Failure to do so constitutes evasion. The U.S. government is under pressure to clamp down on this practice and bring U.S. businesses in China back into line. As part of several agreements to strengthen U.S.-China tax ties, the Internal Revenue Service is setting up an office in Beijing within the next few months.

U.S. firms are going to have to face questions over the nature of their China activities, and whether their China derived income has been declared in the country. This is required under both Chinese and U.S. GAAP law. If not, penalties could be severe from both sides. Evasion of tax in China carries a fine of up to five times the amount due, plus the original amount.

The authorities may also request information, sometimes even from another country’s tax bureau, for records of audited accounts including the China billing in the past seven years. With the increase of Chinese foreign direct investment into the United States, authorities want to ensure Chinese usage of offshore or avoidance of state and federal taxes are minimized. To do so, China wants U.S. companies with quasi operations here to pay tax in full.

It means that companies or firms overseas, that have been issuing invoices for work conducted in China, are likely to face tax demands from the Chinese government to pay up. Businesses that have been high-profile in their provision for China work will likely be the obvious target for the Chinese tax bureau.

The implications are huge. Foreign businesses that have been engaging in less than compliant activities may start facing real problems. In the past 12 months, China has been demonstrating that it wants only serious businesses in the country that can afford the cost of the tax burden. To be fair to authorities, it shouldn’t really be a problem for foreign businesses to pay tax on China-derived income; the corporate tax rate is 25 percent, which by international standards is competitive.

Businesses that cannot afford such a rate are not in fact capable of making ends meet in China and are best closed. No one wants to see failures or untoward practices due to an inherent lack of business financial strength. Our view is that China will start to clamp down, and investigate such businesses from this Autumn onwards, as the fiscal year end approaches.

For companies then that are not in compliance with China’s tax laws, which means declaring China derived income in full, regardless of whether you have an office here or not. This is especially true if you are issuing split invoices; now would be a good time to assess the financial impact of reporting those earnings in China or face the consequences.

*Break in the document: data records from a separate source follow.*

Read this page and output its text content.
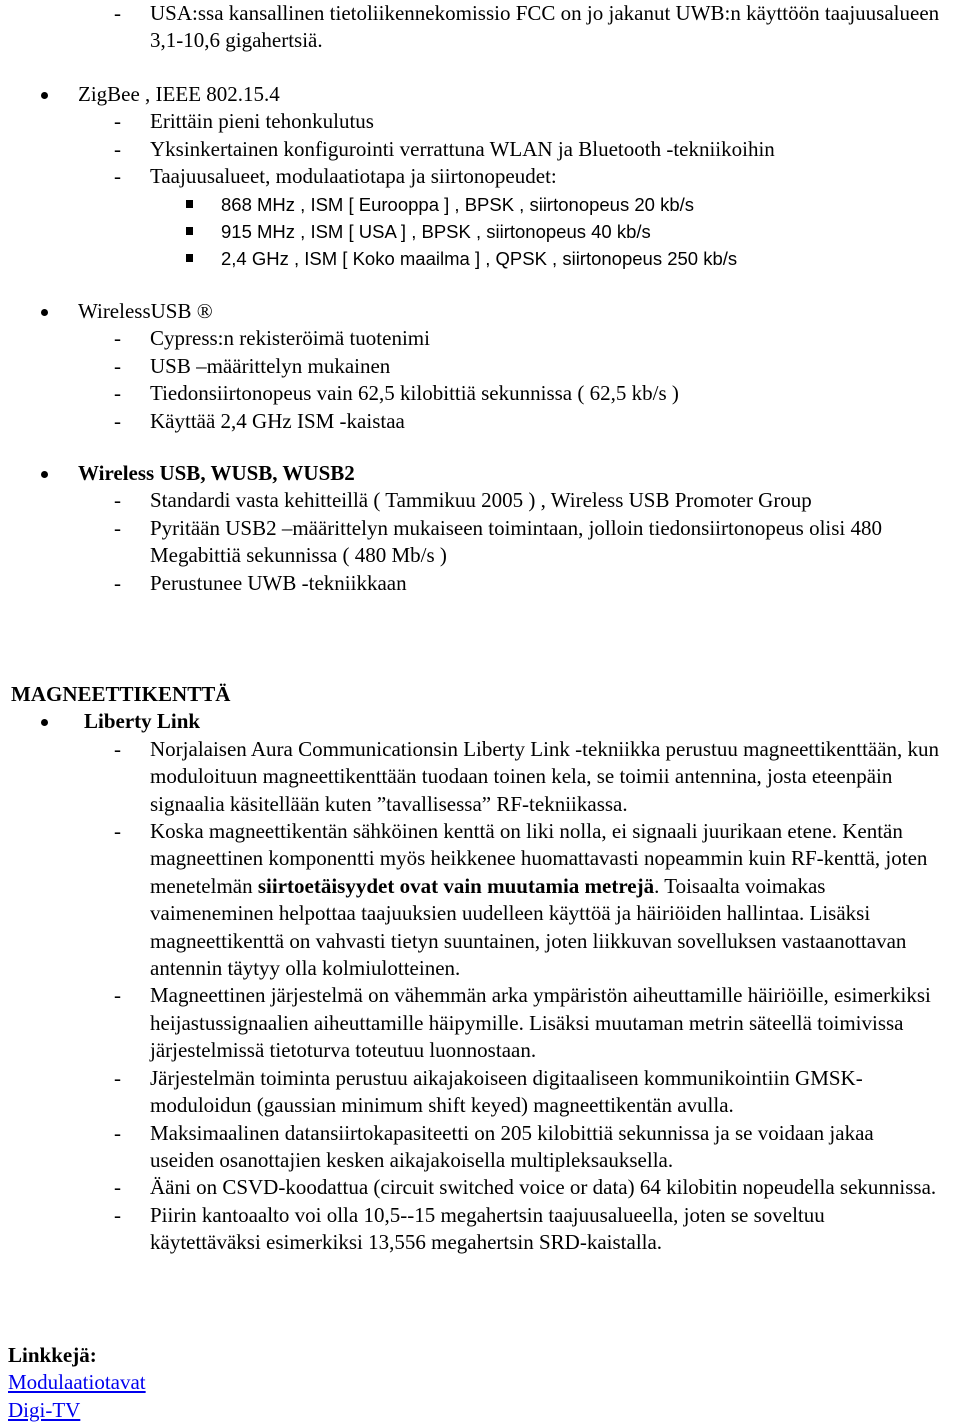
- USA:ssa kansallinen tietoliikennekomissio FCC on jo jakanut UWB:n käyttöön taajuusalueen 3,1-10,6 gigahertsiä.
ZigBee , IEEE 802.15.4
- Erittäin pieni tehonkulutus
- Yksinkertainen konfigurointi verrattuna WLAN ja Bluetooth -tekniikoihin
- Taajuusalueet, modulaatiotapa ja siirtonopeudet:
868 MHz , ISM [ Eurooppa ] , BPSK , siirtonopeus 20 kb/s
915 MHz , ISM [ USA ] , BPSK , siirtonopeus 40 kb/s
2,4 GHz , ISM [ Koko maailma ] , QPSK , siirtonopeus 250 kb/s
WirelessUSB ®
- Cypress:n rekisteröimä tuotenimi
- USB –määrittelyn mukainen
- Tiedonsiirtonopeus vain 62,5 kilobittiä sekunnissa ( 62,5 kb/s )
- Käyttää 2,4 GHz ISM -kaistaa
Wireless USB, WUSB, WUSB2
- Standardi vasta kehitteillä ( Tammikuu 2005 ) , Wireless USB Promoter Group
- Pyritään USB2 –määrittelyn mukaiseen toimintaan, jolloin tiedonsiirtonopeus olisi 480 Megabittiä sekunnissa ( 480 Mb/s )
- Perustunee UWB -tekniikkaan
MAGNEETTIKENTTÄ
Liberty Link
- Norjalaisen Aura Communicationsin Liberty Link -tekniikka perustuu magneettikenttään, kun moduloituun magneettikenttään tuodaan toinen kela, se toimii antennina, josta eteenpäin signaalia käsitellään kuten ”tavallisessa” RF-tekniikassa.
- Koska magneettikentän sähköinen kenttä on liki nolla, ei signaali juurikaan etene. Kentän magneettinen komponentti myös heikkenee huomattavasti nopeammin kuin RF-kenttä, joten menetelmän siirtoetäisyydet ovat vain muutamia metrejä. Toisaalta voimakas vaimeneminen helpottaa taajuuksien uudelleen käyttöä ja häiriöiden hallintaa. Lisäksi magneettikenttä on vahvasti tietyn suuntainen, joten liikkuvan sovelluksen vastaanottavan antennin täytyy olla kolmiulotteinen.
- Magneettinen järjestelmä on vähemmän arka ympäristön aiheuttamille häiriöille, esimerkiksi heijastussignaalien aiheuttamille häipymille. Lisäksi muutaman metrin säteellä toimivissa järjestelmissä tietoturva toteutuu luonnostaan.
- Järjestelmän toiminta perustuu aikajakoiseen digitaaliseen kommunikointiin GMSK-moduloidun (gaussian minimum shift keyed) magneettikentän avulla.
- Maksimaalinen datansiirtokapasiteetti on 205 kilobittiä sekunnissa ja se voidaan jakaa useiden osanottajien kesken aikajakoisella multipleksauksella.
- Ääni on CSVD-koodattua (circuit switched voice or data) 64 kilobitin nopeudella sekunnissa.
- Piirin kantoaalto voi olla 10,5--15 megahertsin taajuusalueella, joten se soveltuu käytettäväksi esimerkiksi 13,556 megahertsin SRD-kaistalla.
Linkkejä:
Modulaatiotavat
Digi-TV
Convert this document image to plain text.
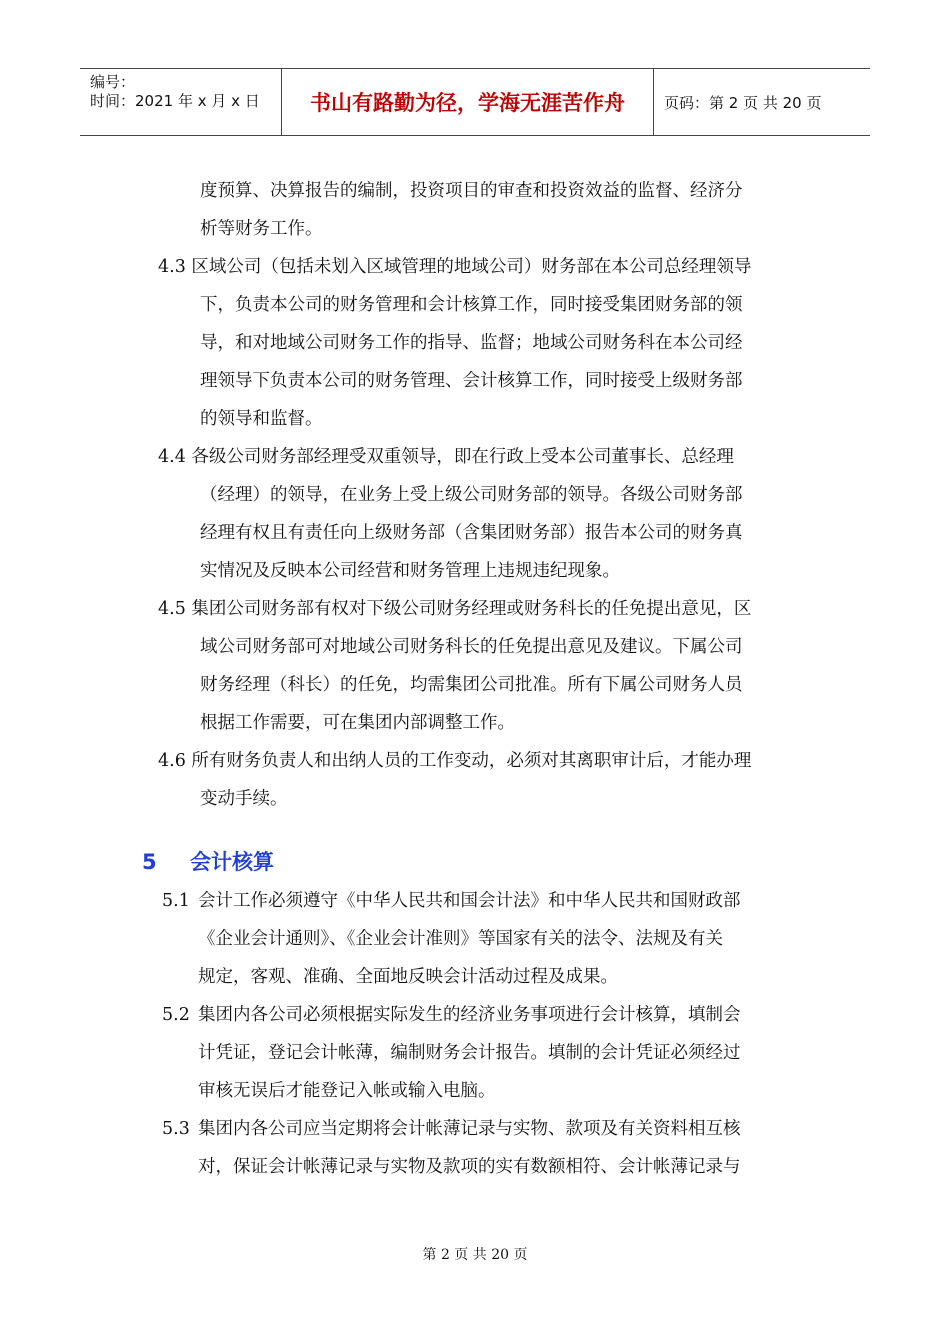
编号：
时间：2021 年 x 月 x 日	书山有路勤为径，学海无涯苦作舟	页码：第 2 页 共 20 页
度预算、决算报告的编制，投资项目的审查和投资效益的监督、经济分
析等财务工作。
4.3 区域公司（包括未划入区域管理的地域公司）财务部在本公司总经理领导
下，负责本公司的财务管理和会计核算工作，同时接受集团财务部的领
导，和对地域公司财务工作的指导、监督；地域公司财务科在本公司经
理领导下负责本公司的财务管理、会计核算工作，同时接受上级财务部
的领导和监督。
4.4 各级公司财务部经理受双重领导，即在行政上受本公司董事长、总经理
（经理）的领导，在业务上受上级公司财务部的领导。各级公司财务部
经理有权且有责任向上级财务部（含集团财务部）报告本公司的财务真
实情况及反映本公司经营和财务管理上违规违纪现象。
4.5 集团公司财务部有权对下级公司财务经理或财务科长的任免提出意见，区
域公司财务部可对地域公司财务科长的任免提出意见及建议。下属公司
财务经理（科长）的任免，均需集团公司批准。所有下属公司财务人员
根据工作需要，可在集团内部调整工作。
4.6 所有财务负责人和出纳人员的工作变动，必须对其离职审计后，才能办理
变动手续。
5 会计核算
5.1 会计工作必须遵守《中华人民共和国会计法》和中华人民共和国财政部
《企业会计通则》、《企业会计准则》等国家有关的法令、法规及有关
规定，客观、准确、全面地反映会计活动过程及成果。
5.2 集团内各公司必须根据实际发生的经济业务事项进行会计核算，填制会
计凭证，登记会计帐薄，编制财务会计报告。填制的会计凭证必须经过
审核无误后才能登记入帐或输入电脑。
5.3 集团内各公司应当定期将会计帐薄记录与实物、款项及有关资料相互核
对，保证会计帐薄记录与实物及款项的实有数额相符、会计帐薄记录与
第 2 页 共 20 页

To get into compliance, restructuring is relatively straightforward if you are already a WFOE in the country. Just moving your billing back to China and increasing your tax exposure should assist and answer to any possible investigations.

For businesses operating and selling services to China without a legal China presence, the situation requires more serious investment. It is time to set up a legitimate entity to bill for China services in accordance with the law. Those who do not may face the unfortunate position of being questioned over the nature of the work from Chinese tax authorities as well as their own domestic tax authority.

Professional advice on these areas is recommended and compliance measures should be put in place before the end of the Chinese fiscal year on December 31.